In the year 1900, the two most used means of transport today (airplane and car) were still in diapers. The Wright brothers, among others, had begun to try some gliders. For 1903 they made the first flight with a motor, which lasted barely 12 seconds and traveled 36.5 meters. Around the world, less than ten thousand people had cars. In just a century, the world has been transformed by our devotion to these technologies. In 2004, 1,500 million airplane journeys were made (one flight for every four people on the planet). There are more than five hundred million vehicles on the planet (one for every thirteen people).
Long before the automobile and the airplane arrived, steam engine technology had created its own revolution in transportation. Until the railway networks were developed, in the 19th century, almost nobody left their city, town or village. The fastest means of transport was the horse. When the steam engine was invented in the 18th century, it was believed that it was dangerous to travel at speeds above 40 km / h. In 1916, people already used steam trains to cross the continents, comfortably and quickly. Today, some trains circulate regularly at 430 km / h.
The invention of the internal combustion engine, which worked with oil, led directly to the development of the automobile. This vehicle, more than any other, captivated the public, because it promised excitement, speed and the freedom to travel where one wanted. In the 1950s, there were already reliable engines that moved large planes economically. The era of the reactors had begun; Travel abroad quickly became popular. Every year the transport of people and merchandise grows, which supposes an increasing pressure for the transport networks. Decongestion and security are the new challenges for the future
Cutting-edge technology has been incorporated into all means of transport. The new advances in engineering, electronics manufacturing and information technology have marked our way of moving. The engines drive the vehicles more efficiently; the materials are becoming more solid and lighter, and the key components are smaller and smarter. Many new vehicles incorporate sensors capable of determining our exact position, using the GPS (global navigation system). Computers control everything from escalators to signals from favorite networks.
Almost all vehicles use gasoline as fuel, a derivative of petroleum, and produce gases that are changing the planet’s climate. In addition, the reserves of oil and other fossil fuels are depleted, and demand continues to grow, so now it is urgent to find alternative forms of energy. One of the most promising is the fuel cell, which generates electricity with hydrogen gas and oxygen. The residue that creates is harmless: water. The search for alternative energies is crucial to create sustainable transport and a clean future.

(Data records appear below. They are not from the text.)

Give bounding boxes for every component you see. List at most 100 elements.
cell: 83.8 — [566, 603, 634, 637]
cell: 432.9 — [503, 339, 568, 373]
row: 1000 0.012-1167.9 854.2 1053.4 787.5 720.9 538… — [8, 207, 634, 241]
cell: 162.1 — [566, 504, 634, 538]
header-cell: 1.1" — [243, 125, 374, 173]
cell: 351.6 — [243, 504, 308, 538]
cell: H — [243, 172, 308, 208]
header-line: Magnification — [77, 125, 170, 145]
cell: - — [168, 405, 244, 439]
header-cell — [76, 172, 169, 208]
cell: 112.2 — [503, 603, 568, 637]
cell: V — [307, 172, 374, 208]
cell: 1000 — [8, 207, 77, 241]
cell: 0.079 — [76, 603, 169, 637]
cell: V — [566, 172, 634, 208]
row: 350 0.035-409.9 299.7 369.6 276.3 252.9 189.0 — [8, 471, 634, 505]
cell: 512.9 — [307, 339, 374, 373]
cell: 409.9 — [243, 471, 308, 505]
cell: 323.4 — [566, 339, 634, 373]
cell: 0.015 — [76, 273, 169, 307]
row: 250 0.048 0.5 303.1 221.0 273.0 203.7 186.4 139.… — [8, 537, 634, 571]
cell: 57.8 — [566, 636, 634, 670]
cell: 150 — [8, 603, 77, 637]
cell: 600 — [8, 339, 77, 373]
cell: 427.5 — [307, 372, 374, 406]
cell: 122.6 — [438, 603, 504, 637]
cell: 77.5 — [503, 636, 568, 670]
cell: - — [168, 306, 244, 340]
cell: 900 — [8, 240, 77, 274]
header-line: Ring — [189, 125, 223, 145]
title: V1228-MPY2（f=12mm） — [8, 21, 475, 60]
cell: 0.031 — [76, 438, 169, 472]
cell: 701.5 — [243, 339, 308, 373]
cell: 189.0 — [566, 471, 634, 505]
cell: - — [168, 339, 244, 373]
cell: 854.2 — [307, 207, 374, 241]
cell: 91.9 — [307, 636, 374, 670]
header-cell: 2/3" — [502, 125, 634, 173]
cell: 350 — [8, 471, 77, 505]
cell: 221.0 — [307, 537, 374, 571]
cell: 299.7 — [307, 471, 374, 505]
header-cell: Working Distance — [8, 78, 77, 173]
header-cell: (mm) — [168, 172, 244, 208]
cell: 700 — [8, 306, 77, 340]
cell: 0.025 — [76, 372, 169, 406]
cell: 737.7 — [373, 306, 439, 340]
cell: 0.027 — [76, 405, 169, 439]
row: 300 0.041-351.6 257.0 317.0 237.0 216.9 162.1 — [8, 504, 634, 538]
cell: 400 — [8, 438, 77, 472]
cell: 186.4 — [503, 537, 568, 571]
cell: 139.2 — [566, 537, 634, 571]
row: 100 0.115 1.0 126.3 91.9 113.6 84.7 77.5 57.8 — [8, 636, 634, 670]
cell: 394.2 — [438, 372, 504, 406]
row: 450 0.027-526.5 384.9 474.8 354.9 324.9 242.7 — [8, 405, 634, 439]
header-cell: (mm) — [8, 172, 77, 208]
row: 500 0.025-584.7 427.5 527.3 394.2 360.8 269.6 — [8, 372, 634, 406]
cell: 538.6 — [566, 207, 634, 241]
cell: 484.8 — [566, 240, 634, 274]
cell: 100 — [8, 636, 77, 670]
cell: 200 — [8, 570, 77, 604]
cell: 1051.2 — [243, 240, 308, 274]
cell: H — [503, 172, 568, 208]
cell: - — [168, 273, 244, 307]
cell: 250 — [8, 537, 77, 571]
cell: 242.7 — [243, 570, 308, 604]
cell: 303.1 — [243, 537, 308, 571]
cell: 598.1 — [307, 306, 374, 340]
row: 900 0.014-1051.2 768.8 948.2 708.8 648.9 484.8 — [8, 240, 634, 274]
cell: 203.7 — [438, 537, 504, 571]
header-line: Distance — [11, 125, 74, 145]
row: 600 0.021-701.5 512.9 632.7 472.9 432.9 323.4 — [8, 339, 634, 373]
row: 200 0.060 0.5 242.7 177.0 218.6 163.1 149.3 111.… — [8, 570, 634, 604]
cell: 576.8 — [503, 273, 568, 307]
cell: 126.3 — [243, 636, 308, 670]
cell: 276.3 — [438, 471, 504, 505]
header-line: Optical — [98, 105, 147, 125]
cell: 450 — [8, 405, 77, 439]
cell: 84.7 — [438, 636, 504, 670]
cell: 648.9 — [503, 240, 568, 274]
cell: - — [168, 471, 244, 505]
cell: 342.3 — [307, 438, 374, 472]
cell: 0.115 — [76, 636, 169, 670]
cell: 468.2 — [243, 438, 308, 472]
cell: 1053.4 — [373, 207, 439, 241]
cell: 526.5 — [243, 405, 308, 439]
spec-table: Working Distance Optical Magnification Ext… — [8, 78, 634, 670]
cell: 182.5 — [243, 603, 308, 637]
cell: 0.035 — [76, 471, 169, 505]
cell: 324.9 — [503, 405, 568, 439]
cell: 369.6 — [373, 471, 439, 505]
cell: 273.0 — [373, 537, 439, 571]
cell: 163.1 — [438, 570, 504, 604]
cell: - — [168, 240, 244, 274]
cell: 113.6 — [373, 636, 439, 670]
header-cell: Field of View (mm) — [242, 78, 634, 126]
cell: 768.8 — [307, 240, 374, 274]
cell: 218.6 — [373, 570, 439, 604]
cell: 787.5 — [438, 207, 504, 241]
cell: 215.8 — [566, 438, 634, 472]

“In 1900, less than one person in ten thousand had a car. Today, there is one car for every thirteen people “.
Currently, we travel further, faster and more often than ever. With so many journeys by land and air, one of the great challenges of the 21st century is the development of a technology that manages our overloaded transportation systems.
Traffic management systems will gain importance. In 2010, most drivers will have integrated satellite systems in their cars that will guide them through the cities and will direct them through less saturated routes. These systems could even drive the cars on their own while we lie down to watch a movie, work or talk on the phone. The trains will be continuously communicated by centralized computers that will coordinate the networks; Air traffic control will use airplanes with a technology capable of communicating directly with ground computers.

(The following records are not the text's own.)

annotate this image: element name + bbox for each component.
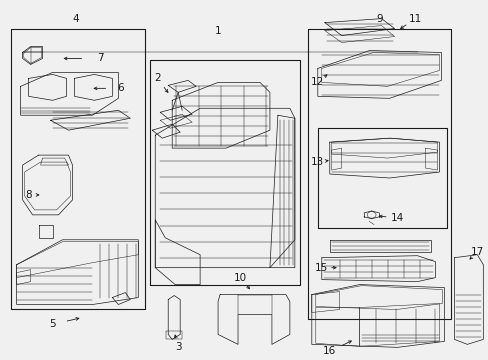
Text: 3: 3 — [175, 342, 181, 352]
Text: 4: 4 — [72, 14, 79, 24]
Text: 12: 12 — [310, 77, 324, 87]
Text: 16: 16 — [323, 346, 336, 356]
Text: 15: 15 — [314, 263, 328, 273]
Text: 2: 2 — [154, 73, 160, 84]
Text: 8: 8 — [25, 190, 32, 200]
Text: 7: 7 — [97, 54, 103, 63]
Text: 10: 10 — [233, 273, 246, 283]
Text: 6: 6 — [117, 84, 123, 93]
Text: 9: 9 — [376, 14, 382, 24]
Text: 14: 14 — [390, 213, 404, 223]
Text: 17: 17 — [470, 247, 483, 257]
Text: 1: 1 — [214, 26, 221, 36]
Text: 13: 13 — [310, 157, 324, 167]
Text: 5: 5 — [49, 319, 56, 329]
Text: 11: 11 — [408, 14, 421, 24]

If the current trend continues, in 2020 more than two billion trips will be made every year. To meet this demand, new types of aircraft are being designed, simulated by computer and tested in wind tunnels. Super jumbos of two floors, like the Airbus A380, will be available soon every day. These huge airplanes will be able to transport more than five hundred people. In a less distant future, flying taxis capable of taking off and landing in a very small space will allow urban travel. New propulsion technologies have already allowed the development of the supersonic combustion ramjet, as powerful as a rocket, but designed to fly in the terrestrial atmosphere. This technology could lead to the development of a passenger plane capable of traveling almost 17,000 km in less than two hours (the distance from London to Sydney). The researchers predict that the ramjet could reach 15 times the speed of sound.
The marine depths, very little known, will be the only wild areas of our planet. The underwater wonders, such as the remains of the Titanic, the marine pits and even lost cities, could become tourist destinations. Tourists could finance their research, which will be carried out with agile mini-submarines of the latest generation, such as the Deep Fligth Aviator.

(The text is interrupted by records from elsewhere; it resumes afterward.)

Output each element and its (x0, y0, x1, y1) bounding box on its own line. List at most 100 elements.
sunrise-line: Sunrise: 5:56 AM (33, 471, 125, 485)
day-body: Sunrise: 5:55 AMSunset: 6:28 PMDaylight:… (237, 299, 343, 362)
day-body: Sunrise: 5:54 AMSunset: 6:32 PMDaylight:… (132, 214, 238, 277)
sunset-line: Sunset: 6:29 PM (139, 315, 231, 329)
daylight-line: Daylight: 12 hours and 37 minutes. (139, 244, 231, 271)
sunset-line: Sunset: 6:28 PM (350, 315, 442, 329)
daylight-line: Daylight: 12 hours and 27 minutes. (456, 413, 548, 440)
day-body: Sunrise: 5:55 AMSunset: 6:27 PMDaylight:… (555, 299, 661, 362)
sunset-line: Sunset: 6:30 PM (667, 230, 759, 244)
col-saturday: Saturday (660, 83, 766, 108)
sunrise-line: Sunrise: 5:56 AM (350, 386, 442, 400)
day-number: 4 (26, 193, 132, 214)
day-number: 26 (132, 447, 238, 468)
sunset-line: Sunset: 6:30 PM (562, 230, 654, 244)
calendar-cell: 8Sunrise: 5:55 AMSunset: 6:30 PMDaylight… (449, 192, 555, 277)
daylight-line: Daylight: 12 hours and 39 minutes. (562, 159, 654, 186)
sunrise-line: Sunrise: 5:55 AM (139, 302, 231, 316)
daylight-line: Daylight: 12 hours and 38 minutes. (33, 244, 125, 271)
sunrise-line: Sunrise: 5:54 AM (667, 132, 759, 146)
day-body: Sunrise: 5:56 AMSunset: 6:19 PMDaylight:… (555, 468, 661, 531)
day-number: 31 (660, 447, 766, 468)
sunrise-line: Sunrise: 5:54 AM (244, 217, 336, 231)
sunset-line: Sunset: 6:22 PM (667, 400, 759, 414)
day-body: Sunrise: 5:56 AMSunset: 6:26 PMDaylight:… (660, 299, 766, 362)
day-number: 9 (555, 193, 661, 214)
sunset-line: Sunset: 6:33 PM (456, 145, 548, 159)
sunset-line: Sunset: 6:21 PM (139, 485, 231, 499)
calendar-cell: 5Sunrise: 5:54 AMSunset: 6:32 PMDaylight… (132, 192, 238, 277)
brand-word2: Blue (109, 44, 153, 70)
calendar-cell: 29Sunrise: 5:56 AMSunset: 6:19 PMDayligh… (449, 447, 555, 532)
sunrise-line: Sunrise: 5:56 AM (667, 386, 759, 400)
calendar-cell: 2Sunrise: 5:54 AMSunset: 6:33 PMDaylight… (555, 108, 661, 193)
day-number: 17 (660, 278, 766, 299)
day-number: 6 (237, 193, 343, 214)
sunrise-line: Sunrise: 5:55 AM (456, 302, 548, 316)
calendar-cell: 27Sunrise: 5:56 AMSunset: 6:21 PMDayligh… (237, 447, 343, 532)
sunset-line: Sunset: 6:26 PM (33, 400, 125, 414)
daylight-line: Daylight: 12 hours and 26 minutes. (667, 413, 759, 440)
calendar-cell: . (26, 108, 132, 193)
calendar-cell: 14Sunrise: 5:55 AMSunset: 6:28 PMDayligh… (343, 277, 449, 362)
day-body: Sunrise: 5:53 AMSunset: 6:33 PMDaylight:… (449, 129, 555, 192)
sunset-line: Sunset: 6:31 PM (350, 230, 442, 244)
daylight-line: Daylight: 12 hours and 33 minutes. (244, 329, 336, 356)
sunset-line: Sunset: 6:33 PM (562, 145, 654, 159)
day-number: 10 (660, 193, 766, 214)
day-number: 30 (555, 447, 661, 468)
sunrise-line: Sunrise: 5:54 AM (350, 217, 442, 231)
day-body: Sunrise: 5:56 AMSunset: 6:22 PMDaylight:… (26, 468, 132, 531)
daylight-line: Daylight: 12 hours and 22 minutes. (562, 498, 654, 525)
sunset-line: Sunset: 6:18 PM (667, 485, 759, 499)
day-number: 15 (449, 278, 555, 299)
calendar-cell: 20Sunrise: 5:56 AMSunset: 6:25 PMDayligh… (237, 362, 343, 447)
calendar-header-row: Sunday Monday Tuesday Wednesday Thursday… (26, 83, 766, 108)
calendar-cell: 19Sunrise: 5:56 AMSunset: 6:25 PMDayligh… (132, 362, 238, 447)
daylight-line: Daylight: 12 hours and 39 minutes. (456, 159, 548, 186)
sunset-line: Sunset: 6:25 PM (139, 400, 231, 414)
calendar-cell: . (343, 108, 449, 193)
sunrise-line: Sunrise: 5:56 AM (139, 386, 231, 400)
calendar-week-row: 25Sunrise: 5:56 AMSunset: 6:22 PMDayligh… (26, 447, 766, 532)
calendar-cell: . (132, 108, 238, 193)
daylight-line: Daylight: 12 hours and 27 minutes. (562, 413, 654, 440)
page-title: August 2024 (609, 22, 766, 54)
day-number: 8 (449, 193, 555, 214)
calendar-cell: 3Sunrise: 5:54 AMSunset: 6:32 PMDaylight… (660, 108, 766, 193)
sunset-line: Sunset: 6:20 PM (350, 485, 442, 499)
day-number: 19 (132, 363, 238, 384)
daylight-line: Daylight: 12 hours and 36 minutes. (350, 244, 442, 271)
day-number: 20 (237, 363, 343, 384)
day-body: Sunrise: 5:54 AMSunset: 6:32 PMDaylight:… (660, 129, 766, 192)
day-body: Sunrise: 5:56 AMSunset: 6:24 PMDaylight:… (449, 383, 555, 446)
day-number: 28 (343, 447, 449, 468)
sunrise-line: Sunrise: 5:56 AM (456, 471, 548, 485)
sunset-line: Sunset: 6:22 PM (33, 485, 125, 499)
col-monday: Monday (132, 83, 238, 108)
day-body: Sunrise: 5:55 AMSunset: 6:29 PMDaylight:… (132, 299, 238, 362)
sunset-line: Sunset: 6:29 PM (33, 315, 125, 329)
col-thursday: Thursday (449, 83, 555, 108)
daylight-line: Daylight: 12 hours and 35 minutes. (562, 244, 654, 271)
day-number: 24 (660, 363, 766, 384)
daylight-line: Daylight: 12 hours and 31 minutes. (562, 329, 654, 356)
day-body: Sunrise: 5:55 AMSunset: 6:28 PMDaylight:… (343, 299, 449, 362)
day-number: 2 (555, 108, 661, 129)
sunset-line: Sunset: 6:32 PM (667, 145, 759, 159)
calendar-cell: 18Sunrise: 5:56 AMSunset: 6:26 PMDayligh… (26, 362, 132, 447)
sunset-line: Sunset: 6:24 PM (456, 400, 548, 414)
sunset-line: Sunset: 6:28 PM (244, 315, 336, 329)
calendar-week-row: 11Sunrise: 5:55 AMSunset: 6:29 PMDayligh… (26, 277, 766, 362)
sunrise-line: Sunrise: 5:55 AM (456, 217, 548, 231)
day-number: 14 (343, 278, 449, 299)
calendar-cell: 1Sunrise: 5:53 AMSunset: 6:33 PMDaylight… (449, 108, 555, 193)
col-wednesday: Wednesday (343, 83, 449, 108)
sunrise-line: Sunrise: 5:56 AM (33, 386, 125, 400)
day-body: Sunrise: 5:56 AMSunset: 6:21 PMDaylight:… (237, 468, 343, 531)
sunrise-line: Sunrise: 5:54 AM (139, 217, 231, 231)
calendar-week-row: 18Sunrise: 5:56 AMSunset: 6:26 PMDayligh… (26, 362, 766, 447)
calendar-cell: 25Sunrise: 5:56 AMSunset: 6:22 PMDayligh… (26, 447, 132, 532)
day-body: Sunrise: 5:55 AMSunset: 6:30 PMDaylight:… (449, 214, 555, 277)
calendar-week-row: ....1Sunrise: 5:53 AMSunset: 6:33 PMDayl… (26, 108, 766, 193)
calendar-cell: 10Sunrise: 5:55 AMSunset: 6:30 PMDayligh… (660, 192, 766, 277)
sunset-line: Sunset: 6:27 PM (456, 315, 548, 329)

The space will also be a tourist destination. An experience previously reserved for astronauts is now available to people with a lot of money, and with time it will become cheaper. There will be planes capable of traveling to space. However, flights to space are very damaging to the atmosphere, so in the long term scientists are considering the possibility of building a space elevator that transports passengers and goods in and out of orbit. An extra strong cable, made of a carbon nanotube composite, would connect the elevator from a satellite to an island near the equator, probably made for that purpose.